· Solids have definite volume and shape.
· solids can be classified into the following two major types based on the arrangement of their constituents. (i) Crystalline solids (ii)Amorphous solids.
· A crystalline solid is one in which its constituents (atoms, ions or molecules), have an orderly arrangement extending over a long range.
· In contrast, in amorphous solids (In Greek, amorphous means no form) the constituents are randomly arranged.
· Crystalline solid is characterised by a definite orientation of atoms, ions or molecules, relative to one another in a three dimensional pattern. The regular arrangement of these species throughout the crystal is called a crystal lattice.
· A crystal may be considered to consist of large number of unit cells, each one in direct contact with its nearer neighbour and all similarly oriented in space.
· A unit cell is characterised by the three edge lengths or lattice constants a ,b and c and the angle between the edges α, β and γ
· There are seven primitive crystal systems; cubic, tetragonal, orthorhombic, hexagonal, monoclinic, triclinic and rhombohedral. They differ in the arrangement of their crystallographic axes and angles. Corresponding to the above seven, Bravis defined 14 possible crystal systems
· In the simple cubic unit cell, each corner is occupied by an identical atoms or ions or molecules. And they touch along the edges of the cube, do not touch diagonally. The coordination number of each atom is 6.

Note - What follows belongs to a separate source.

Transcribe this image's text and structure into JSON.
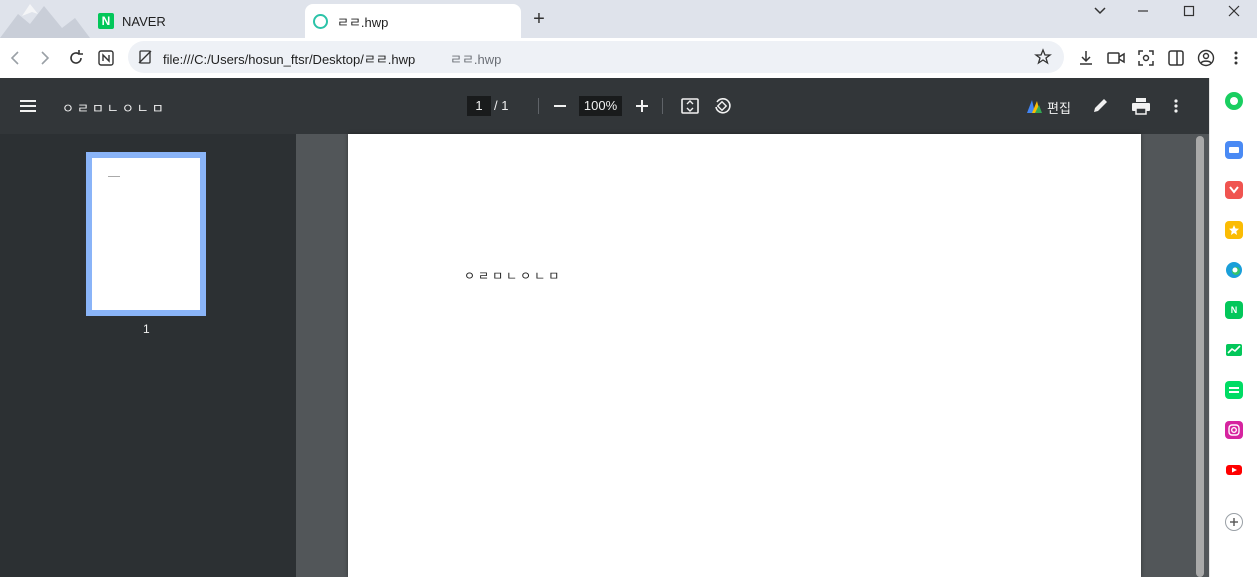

· In a body centered cubic unit cell, each corner is occupied by an identical particle and in addition to that one atom occupies the body centre. Those atoms which occupy the corners do not touch each other, however they all touch the one that occupies the body centre. Hence, each atom is surrounded by eight nearest neighbours and coordination number is 8.
· In a face centered cubic unit cell, identical atoms lie at each corner as well as in the centre of each face. Those atoms in the corners touch those in the faces but not each other. The coordination number is 2.
· X-Ray diffraction analysis is the most powerful tool for the determination of crystal structure. The inter planar distance (d) between two successive planes of atoms can be calculated using the following equation form the X-Ray diffraction data 2dsinθ = nλ
· The structure of an ionic compound depends upon the stoichiometry and the size of the ions. generally in ionic crystals the bigger anions are present in the close packed arrangements and the cations occupy the voids. The ratio of radius of cation and anion (rC/rA) plays an important role in determining the structure
· Crystals always found to have some defects in the arrangement of their constituent particles.
· Schottky defect arises due to the missing of equal number of cations and anions from the crystal lattice.
· Frenkel defect arises due to the dislocation of ions from its crystal lattice. The ion which is missing from the lattice point occupies an interstitial position.
· Metal excess defect arises due to the presence of more number of metal ions as compared to anions.
· Metal deficiency defect arises due to the presence of less number of cations than the anions.